男はいつものように声を張り上げこう言った
「やぁ!みんな!こんにちは
じゃあそろそろ話そうかな
どこまで話したかな?
ああ、そうだ、ゴルドの父が魔物と戦いに向かって、そして集落に帰ってきたところだね
それじゃあ今日のお話は、彼の父と、仲間の戦士がタウロスの潜む森に入るところまでを話すとしよう」
むかーしむかし。
あるところにゴブリン達の集落があった。
そこに一匹のゴブリンが居た
名前をブロドという
ブロドは集落の戦士だった。
ゴブリンにしては少し大柄で
剣の腕はそれなりで、
そこらのゴブリンより少し強いだけ
あとは美しい妻と、誇らしい息子がいる。
鉱山から採れた鉱物を加工して作った大きな剣と不恰好な鎧で身を固めている、そんなゴブリンだった。
彼の仕事は集落のじい様の願いどおりに森に入っては魔物を狩り、ウサギやキツネなどの小動物を捕まえ、捕まえた小動物は保存して持ち帰る。

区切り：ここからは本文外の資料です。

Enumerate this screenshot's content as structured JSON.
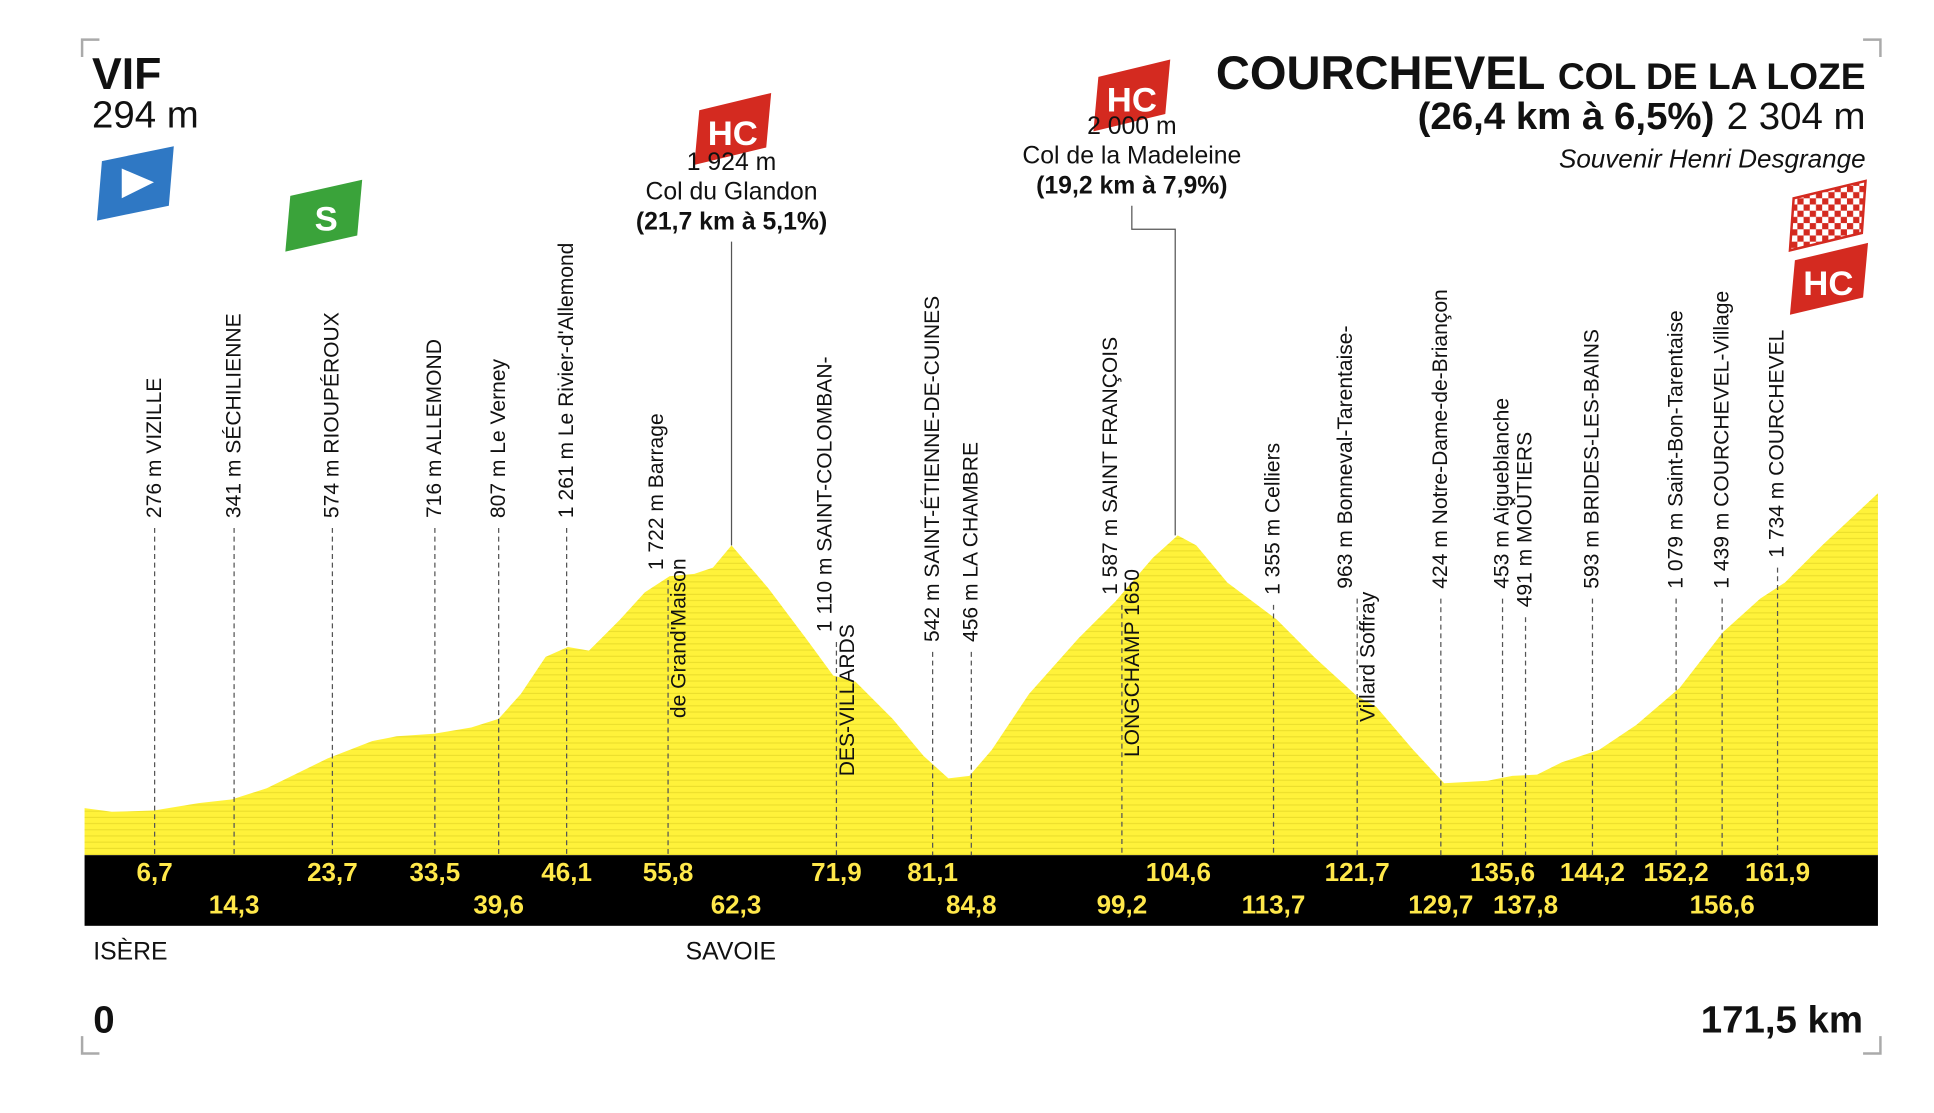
{
  "header": {
    "start": {
      "name": "VIF",
      "altitude": "294 m"
    },
    "finish": {
      "name": "COURCHEVEL",
      "subtitle": "COL DE LA LOZE",
      "climb": "(26,4 km à 6,5%)",
      "altitude": "2 304 m",
      "souvenir": "Souvenir Henri Desgrange"
    }
  },
  "badges": {
    "sprint": "S",
    "finish_category": "HC"
  },
  "climbs": [
    {
      "badge": "HC",
      "altitude": "1 924 m",
      "name": "Col du Glandon",
      "detail": "(21,7 km à 5,1%)"
    },
    {
      "badge": "HC",
      "altitude": "2 000 m",
      "name": "Col de la Madeleine",
      "detail": "(19,2 km à 7,9%)"
    }
  ],
  "waypoints": [
    {
      "km": "6,7",
      "label": [
        "276 m VIZILLE"
      ]
    },
    {
      "km": "14,3",
      "label": [
        "341 m SÉCHILIENNE"
      ]
    },
    {
      "km": "23,7",
      "label": [
        "574 m RIOUPÉROUX"
      ]
    },
    {
      "km": "33,5",
      "label": [
        "716 m ALLEMOND"
      ]
    },
    {
      "km": "39,6",
      "label": [
        "807 m Le Verney"
      ]
    },
    {
      "km": "46,1",
      "label": [
        "1 261 m Le Rivier-d'Allemond"
      ]
    },
    {
      "km": "55,8",
      "label": [
        "1 722 m Barrage",
        "de Grand'Maison"
      ]
    },
    {
      "km": "62,3"
    },
    {
      "km": "71,9",
      "label": [
        "1 110 m SAINT-COLOMBAN-",
        "DES-VILLARDS"
      ]
    },
    {
      "km": "81,1",
      "label": [
        "542 m SAINT-ÉTIENNE-DE-CUINES"
      ]
    },
    {
      "km": "84,8",
      "label": [
        "456 m LA CHAMBRE"
      ]
    },
    {
      "km": "99,2",
      "label": [
        "1 587 m SAINT FRANÇOIS",
        "LONGCHAMP 1650"
      ]
    },
    {
      "km": "104,6"
    },
    {
      "km": "113,7",
      "label": [
        "1 355 m Celliers"
      ]
    },
    {
      "km": "121,7",
      "label": [
        "963 m Bonneval-Tarentaise-",
        "Villard Soffray"
      ]
    },
    {
      "km": "129,7",
      "label": [
        "424 m Notre-Dame-de-Briançon"
      ]
    },
    {
      "km": "135,6",
      "label": [
        "453 m Aigueblanche"
      ]
    },
    {
      "km": "137,8",
      "label": [
        "491 m MOÛTIERS"
      ]
    },
    {
      "km": "144,2",
      "label": [
        "593 m BRIDES-LES-BAINS"
      ]
    },
    {
      "km": "152,2",
      "label": [
        "1 079 m Saint-Bon-Tarentaise"
      ]
    },
    {
      "km": "156,6",
      "label": [
        "1 439 m COURCHEVEL-Village"
      ]
    },
    {
      "km": "161,9",
      "label": [
        "1 734 m COURCHEVEL"
      ]
    }
  ],
  "departments": [
    "ISÈRE",
    "SAVOIE"
  ],
  "distance": {
    "start": "0",
    "end": "171,5 km"
  }
}
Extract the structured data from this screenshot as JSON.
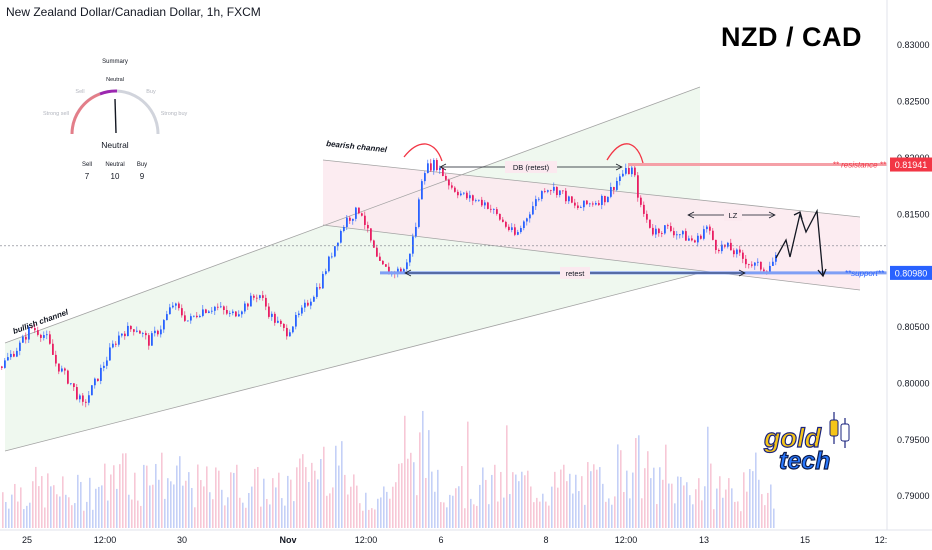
{
  "chart_title": "New Zealand Dollar/Canadian Dollar, 1h, FXCM",
  "symbol_title": "NZD / CAD",
  "logo_text": [
    "gold",
    "tech"
  ],
  "colors": {
    "bull": "#26a69a",
    "bear": "#ef5350",
    "candle_up": "#2962ff",
    "candle_down": "#e91e63",
    "resistance": "#f23645",
    "support": "#2962ff",
    "accent_purple": "#9c27b0"
  },
  "summary": {
    "title": "Summary",
    "gauge_labels": [
      "Neutral",
      "Sell",
      "Buy",
      "Strong sell",
      "Strong buy"
    ],
    "reading": "Neutral",
    "counts": [
      {
        "label": "Sell",
        "value": "7"
      },
      {
        "label": "Neutral",
        "value": "10"
      },
      {
        "label": "Buy",
        "value": "9"
      }
    ]
  },
  "annotations": {
    "bullish_channel": "bullish channel",
    "bearish_channel": "bearish channel",
    "db_retest": "DB (retest)",
    "retest": "retest",
    "lz": "LZ",
    "resistance": "** resistance **",
    "support": "**support**"
  },
  "chart_data": {
    "type": "candlestick",
    "title": "New Zealand Dollar/Canadian Dollar, 1h, FXCM",
    "y_ticks": [
      "0.83000",
      "0.82500",
      "0.82000",
      "0.81500",
      "0.81000",
      "0.80500",
      "0.80000",
      "0.79500",
      "0.79000"
    ],
    "x_ticks": [
      "25",
      "12:00",
      "30",
      "Nov",
      "12:00",
      "6",
      "8",
      "12:00",
      "13",
      "15",
      "12:"
    ],
    "ylim": [
      0.787,
      0.834
    ],
    "price_labels": [
      {
        "value": 0.81941,
        "text": "0.81941"
      },
      {
        "value": 0.8098,
        "text": "0.80980"
      }
    ],
    "current_price": 0.8122,
    "price_path": [
      [
        0,
        0.8015
      ],
      [
        20,
        0.8035
      ],
      [
        30,
        0.805
      ],
      [
        45,
        0.8042
      ],
      [
        55,
        0.8018
      ],
      [
        70,
        0.8
      ],
      [
        82,
        0.798
      ],
      [
        95,
        0.8002
      ],
      [
        110,
        0.803
      ],
      [
        120,
        0.8045
      ],
      [
        135,
        0.805
      ],
      [
        148,
        0.8037
      ],
      [
        160,
        0.805
      ],
      [
        172,
        0.807
      ],
      [
        188,
        0.8055
      ],
      [
        200,
        0.8065
      ],
      [
        215,
        0.8068
      ],
      [
        230,
        0.806
      ],
      [
        245,
        0.807
      ],
      [
        258,
        0.808
      ],
      [
        270,
        0.806
      ],
      [
        285,
        0.8045
      ],
      [
        300,
        0.8062
      ],
      [
        320,
        0.809
      ],
      [
        335,
        0.8125
      ],
      [
        345,
        0.8145
      ],
      [
        360,
        0.8155
      ],
      [
        368,
        0.813
      ],
      [
        378,
        0.8105
      ],
      [
        390,
        0.8098
      ],
      [
        405,
        0.8102
      ],
      [
        415,
        0.814
      ],
      [
        422,
        0.819
      ],
      [
        435,
        0.8195
      ],
      [
        450,
        0.8175
      ],
      [
        465,
        0.8165
      ],
      [
        485,
        0.816
      ],
      [
        500,
        0.8145
      ],
      [
        515,
        0.813
      ],
      [
        530,
        0.8155
      ],
      [
        545,
        0.8175
      ],
      [
        560,
        0.817
      ],
      [
        575,
        0.8155
      ],
      [
        590,
        0.816
      ],
      [
        605,
        0.8165
      ],
      [
        620,
        0.8185
      ],
      [
        632,
        0.819
      ],
      [
        640,
        0.8155
      ],
      [
        652,
        0.8135
      ],
      [
        665,
        0.8138
      ],
      [
        680,
        0.8132
      ],
      [
        695,
        0.8125
      ],
      [
        705,
        0.814
      ],
      [
        715,
        0.8122
      ],
      [
        728,
        0.812
      ],
      [
        740,
        0.8112
      ],
      [
        752,
        0.8105
      ],
      [
        765,
        0.8102
      ],
      [
        775,
        0.811
      ]
    ],
    "volume_path": [
      [
        0,
        0.45
      ],
      [
        40,
        0.5
      ],
      [
        70,
        0.4
      ],
      [
        100,
        0.55
      ],
      [
        130,
        0.6
      ],
      [
        160,
        0.65
      ],
      [
        200,
        0.5
      ],
      [
        240,
        0.55
      ],
      [
        280,
        0.45
      ],
      [
        320,
        0.8
      ],
      [
        330,
        1.0
      ],
      [
        350,
        0.45
      ],
      [
        380,
        0.4
      ],
      [
        410,
        0.75
      ],
      [
        420,
        1.0
      ],
      [
        440,
        0.6
      ],
      [
        480,
        0.5
      ],
      [
        520,
        0.55
      ],
      [
        560,
        0.5
      ],
      [
        600,
        0.55
      ],
      [
        630,
        0.85
      ],
      [
        660,
        0.5
      ],
      [
        700,
        0.55
      ],
      [
        740,
        0.45
      ],
      [
        775,
        0.55
      ]
    ]
  }
}
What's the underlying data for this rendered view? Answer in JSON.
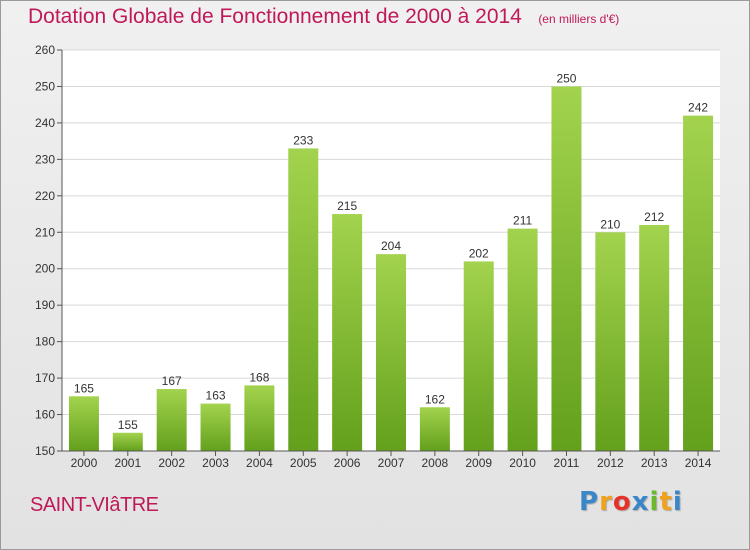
{
  "chart_data": {
    "type": "bar",
    "title": "Dotation Globale de Fonctionnement de 2000 à 2014",
    "unit_note": "(en milliers d'€)",
    "categories": [
      "2000",
      "2001",
      "2002",
      "2003",
      "2004",
      "2005",
      "2006",
      "2007",
      "2008",
      "2009",
      "2010",
      "2011",
      "2012",
      "2013",
      "2014"
    ],
    "values": [
      165,
      155,
      167,
      163,
      168,
      233,
      215,
      204,
      162,
      202,
      211,
      250,
      210,
      212,
      242
    ],
    "ylim": [
      150,
      260
    ],
    "yticks": [
      150,
      160,
      170,
      180,
      190,
      200,
      210,
      220,
      230,
      240,
      250,
      260
    ],
    "grid": true,
    "bar_color_light": "#a3d34e",
    "bar_color_dark": "#63a01c",
    "value_labels": true
  },
  "commune": "SAINT-VIâTRE",
  "logo_letters": [
    "P",
    "r",
    "o",
    "x",
    "i",
    "t",
    "i"
  ],
  "colors": {
    "title": "#c0195a",
    "grid": "#d8d8d8",
    "axis": "#555555"
  }
}
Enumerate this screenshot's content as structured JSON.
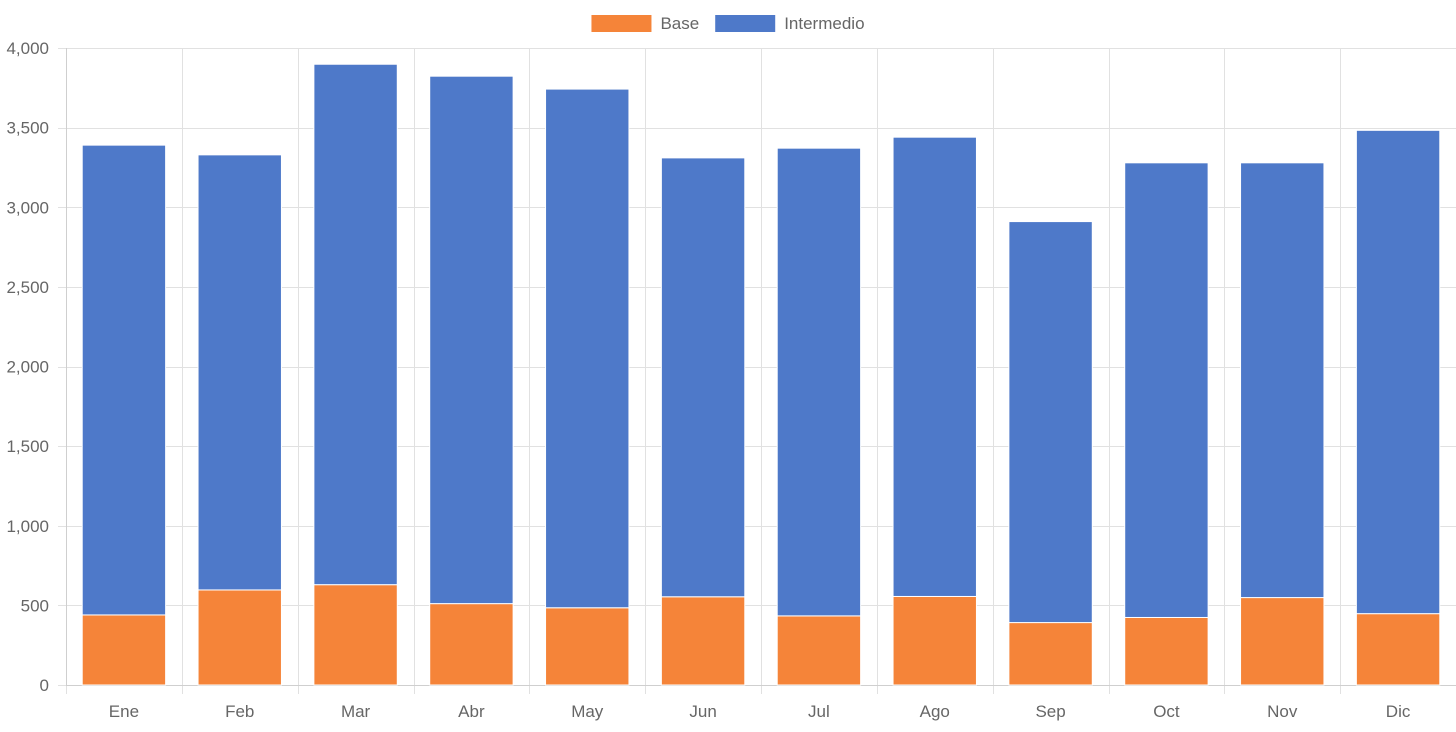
{
  "chart_data": {
    "type": "bar",
    "stacked": true,
    "categories": [
      "Ene",
      "Feb",
      "Mar",
      "Abr",
      "May",
      "Jun",
      "Jul",
      "Ago",
      "Sep",
      "Oct",
      "Nov",
      "Dic"
    ],
    "series": [
      {
        "name": "Base",
        "color": "#f58439",
        "values": [
          440,
          597,
          630,
          511,
          485,
          554,
          434,
          556,
          392,
          424,
          549,
          448
        ]
      },
      {
        "name": "Intermedio",
        "color": "#4e79c9",
        "values": [
          2950,
          2732,
          3268,
          3312,
          3257,
          2756,
          2937,
          2884,
          2518,
          2855,
          2730,
          3035
        ]
      }
    ],
    "ylim": [
      0,
      4000
    ],
    "yticks": [
      0,
      500,
      1000,
      1500,
      2000,
      2500,
      3000,
      3500,
      4000
    ],
    "ytick_labels": [
      "0",
      "500",
      "1,000",
      "1,500",
      "2,000",
      "2,500",
      "3,000",
      "3,500",
      "4,000"
    ],
    "legend_position": "top-center",
    "grid": true,
    "title": "",
    "xlabel": "",
    "ylabel": ""
  }
}
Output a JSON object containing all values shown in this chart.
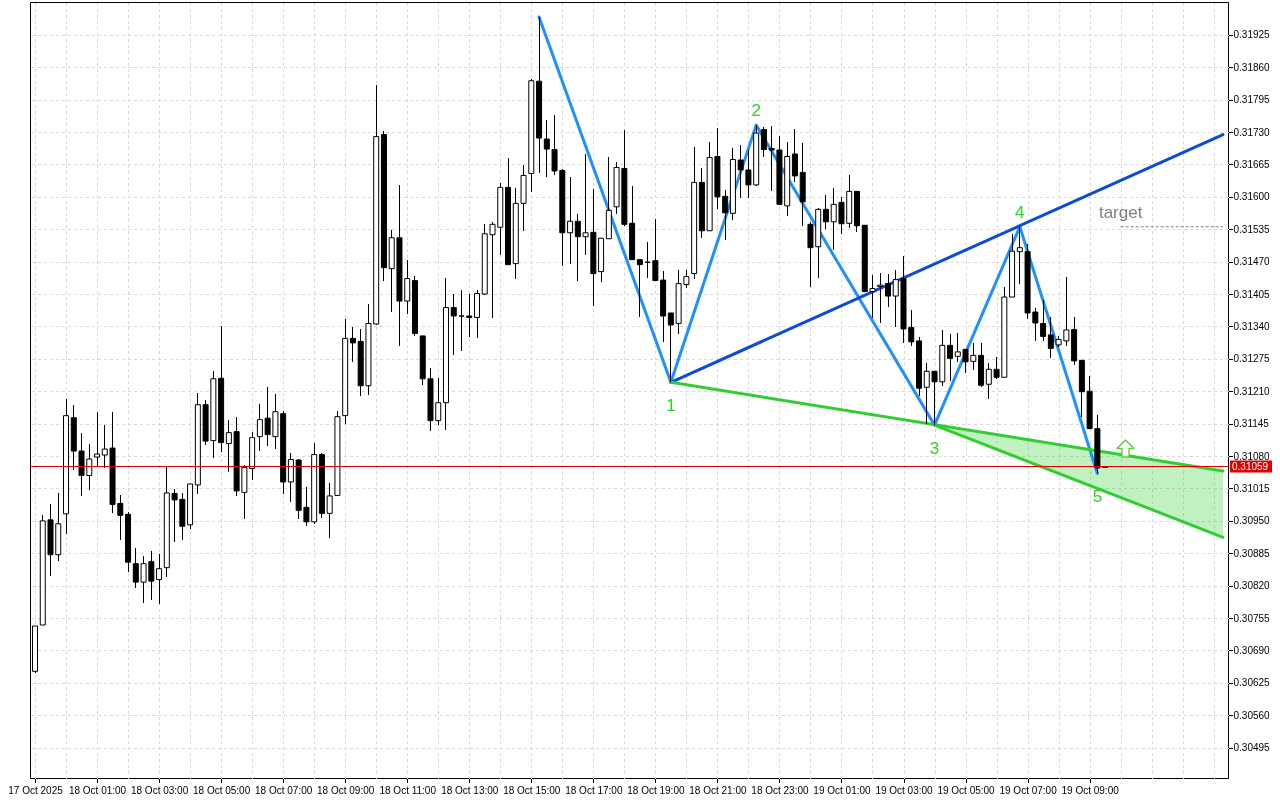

集落を脅かす魔物や人族は追い返す。といったものだった
そして暇な日には、誇らしい我が子に剣を教える。
幸せな毎日だった。
彼の幸せな日々が崩れたきっかけは一匹の魔物。
名前をタウロス。
強くて恐ろしい、牛頭の魔物
発覚したのは彼の住む集落が所有している鉱山の物見からの報告だった
報告を受けた集落のじい様は、すぐさま集落中の戦士達に号令をかける
「タウロスを追い返せ! 」と
ゴブリンの戦士たちは動き出す
仲間やを守るために。
ブロドも同じだ
我が子と愛する妻を守るために、家を出る
愛する妻の声を背に、ドアを開け放った。
今、振り向いたら戻ってしまいそうな折れそうな心を奮い立たせ
ブロドは進んでいった。
ブロドは仲間のゴブリン達と合流して、森に向かう
全部で20匹ほど居るだろうか
歩みは遅く。顔色は悪い
タウロスは、大きすぎる
沈んだ空気を纏ってゴブリンの軍勢は進む。
タウロスの潜む森に
ようやく森の入り口が見え、一旦止まる
ゴブリンの戦士達は各々装備を見直して、万全であることを確認する
その行為に意味があるのかは分からないが
それでも小さな希望でも灯すかのように
念入りに、念入りに
そんな中で一匹のゴブリンが言い放つ
「装備は万全、体調もまぁまぁ
敵はたかが一匹だ。俺たちならやれるさ」
虚勢だ。誰もがそう思う。
しかし、それでもすがりつく
戦うために
生きるために
守るために
ゴブリンの戦士達は各々手に持った武器を天に掲げ
天を穿つかのように、大きな大きなときの声を上げた
「今日のお話はこれでおしまい。
ゴルドの父や、仲間の戦士達はタウロスと戦うべく森に入った。
彼らがどうなったかはまた今度話すとしよう。
続きはいつだって?
うーん、そうだな
明日くらいかな。
もしかしたらもう少し遅いかもしれないけどね
それじゃあみんな、また会おう」
そう言って男は変わらず、何処かへと姿を消した。